And is that good? the boy asked.
Chesed was nothing if not credulous and consenting. But there was still a place in the world for a secret, was there not? If only for the sake of it, to know it could be done? As honest and fearless as Chesed was, he was of a piece with the town: every soul living in every other soul’s backyard with complete knowledge of all affairs, and content with nothing short of this. Whereas on the mountain Yarad could not, even with a telescope, see into any man’s bedroom, and no man could look up and see him.

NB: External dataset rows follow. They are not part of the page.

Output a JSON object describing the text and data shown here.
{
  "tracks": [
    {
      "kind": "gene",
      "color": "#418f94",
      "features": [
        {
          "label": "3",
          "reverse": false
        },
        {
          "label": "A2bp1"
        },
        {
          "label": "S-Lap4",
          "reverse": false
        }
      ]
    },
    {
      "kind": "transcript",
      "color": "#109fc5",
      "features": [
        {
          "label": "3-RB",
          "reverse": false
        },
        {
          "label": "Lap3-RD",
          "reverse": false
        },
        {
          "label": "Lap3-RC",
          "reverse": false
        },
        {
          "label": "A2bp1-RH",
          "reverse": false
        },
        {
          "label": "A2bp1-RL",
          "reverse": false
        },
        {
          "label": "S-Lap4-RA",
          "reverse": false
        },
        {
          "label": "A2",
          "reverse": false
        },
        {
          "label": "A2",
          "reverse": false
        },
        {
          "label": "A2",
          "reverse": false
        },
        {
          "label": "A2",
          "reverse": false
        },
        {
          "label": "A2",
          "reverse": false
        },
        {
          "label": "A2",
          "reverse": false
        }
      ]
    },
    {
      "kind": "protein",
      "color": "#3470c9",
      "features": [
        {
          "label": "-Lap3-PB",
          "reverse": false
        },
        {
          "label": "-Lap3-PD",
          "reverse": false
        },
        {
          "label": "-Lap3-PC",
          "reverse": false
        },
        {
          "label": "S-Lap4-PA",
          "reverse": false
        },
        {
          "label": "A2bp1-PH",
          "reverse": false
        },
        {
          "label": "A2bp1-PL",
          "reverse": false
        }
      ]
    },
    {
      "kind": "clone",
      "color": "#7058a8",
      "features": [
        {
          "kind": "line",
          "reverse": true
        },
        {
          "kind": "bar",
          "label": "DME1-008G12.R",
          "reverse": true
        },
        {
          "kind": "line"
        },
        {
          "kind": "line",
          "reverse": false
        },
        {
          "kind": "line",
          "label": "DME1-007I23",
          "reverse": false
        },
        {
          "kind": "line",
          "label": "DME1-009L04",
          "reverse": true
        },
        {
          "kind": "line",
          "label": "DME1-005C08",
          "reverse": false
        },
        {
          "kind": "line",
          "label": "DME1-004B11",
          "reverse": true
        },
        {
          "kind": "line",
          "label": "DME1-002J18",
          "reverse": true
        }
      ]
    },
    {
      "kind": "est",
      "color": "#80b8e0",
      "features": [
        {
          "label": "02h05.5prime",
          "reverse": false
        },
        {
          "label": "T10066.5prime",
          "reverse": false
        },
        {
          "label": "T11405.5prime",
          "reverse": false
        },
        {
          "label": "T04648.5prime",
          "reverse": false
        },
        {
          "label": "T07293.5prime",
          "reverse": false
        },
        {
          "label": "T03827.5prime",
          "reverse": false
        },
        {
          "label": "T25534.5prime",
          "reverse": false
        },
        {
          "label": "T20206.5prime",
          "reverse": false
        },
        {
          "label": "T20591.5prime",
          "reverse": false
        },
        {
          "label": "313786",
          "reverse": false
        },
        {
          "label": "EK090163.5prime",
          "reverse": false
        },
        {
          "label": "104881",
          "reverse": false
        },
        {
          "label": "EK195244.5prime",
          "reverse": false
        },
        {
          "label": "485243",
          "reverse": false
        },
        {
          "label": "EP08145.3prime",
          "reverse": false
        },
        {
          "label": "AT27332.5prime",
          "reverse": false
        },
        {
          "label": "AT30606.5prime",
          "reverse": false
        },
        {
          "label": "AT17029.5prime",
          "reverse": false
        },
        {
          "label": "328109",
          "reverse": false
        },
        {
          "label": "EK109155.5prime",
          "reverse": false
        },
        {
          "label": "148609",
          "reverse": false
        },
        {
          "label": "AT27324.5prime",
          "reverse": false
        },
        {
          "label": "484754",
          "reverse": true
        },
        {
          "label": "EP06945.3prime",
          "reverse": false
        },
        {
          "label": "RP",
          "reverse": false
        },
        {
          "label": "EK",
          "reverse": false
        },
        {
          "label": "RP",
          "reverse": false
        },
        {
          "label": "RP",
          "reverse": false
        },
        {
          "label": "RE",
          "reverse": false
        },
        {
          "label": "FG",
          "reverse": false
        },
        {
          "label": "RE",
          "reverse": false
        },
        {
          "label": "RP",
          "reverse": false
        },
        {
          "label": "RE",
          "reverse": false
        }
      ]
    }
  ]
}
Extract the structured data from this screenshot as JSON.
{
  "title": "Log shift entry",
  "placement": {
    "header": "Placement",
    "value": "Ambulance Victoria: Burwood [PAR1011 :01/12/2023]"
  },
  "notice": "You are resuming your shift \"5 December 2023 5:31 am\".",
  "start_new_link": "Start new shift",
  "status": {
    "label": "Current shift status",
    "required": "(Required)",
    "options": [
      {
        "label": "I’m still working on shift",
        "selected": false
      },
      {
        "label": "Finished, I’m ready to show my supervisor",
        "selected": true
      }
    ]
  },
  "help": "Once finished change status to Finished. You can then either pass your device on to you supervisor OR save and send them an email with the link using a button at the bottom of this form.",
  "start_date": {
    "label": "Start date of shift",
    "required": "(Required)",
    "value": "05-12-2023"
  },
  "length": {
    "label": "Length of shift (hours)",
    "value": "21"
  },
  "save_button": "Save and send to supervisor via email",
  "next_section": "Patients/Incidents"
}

And so he visited one night and gave Chesed a pouch of tea, which the man brewed for his guest. Yarad deposited his portion into a potted lily while Chesed was distracted with finding further refreshment, and for the remainder of the visit sipped theatrically at an empty cup as though he was entertaining a child’s tea party. For his part, Chesed sampled the drink with hesitation.
It’s a strong flavor, isn’t it?
It’s for strength, Chesed. All wholesome things are bitter.
Chesed laughed his assent and finished his cup, which was more than Yarad hoped for. That next morning there was no answer to a knock, so he let himself in. The man-child was in bed where he had been left, eyes open but a quarter and without focus. Yarad slid Chesed’s key back into the pocket it had been lifted from.
Come then, he told Havilah after waking him. The sun rises.
My father?
He let me in himself, didn’t he? He is back off to bed. Come then, don’t disturb him.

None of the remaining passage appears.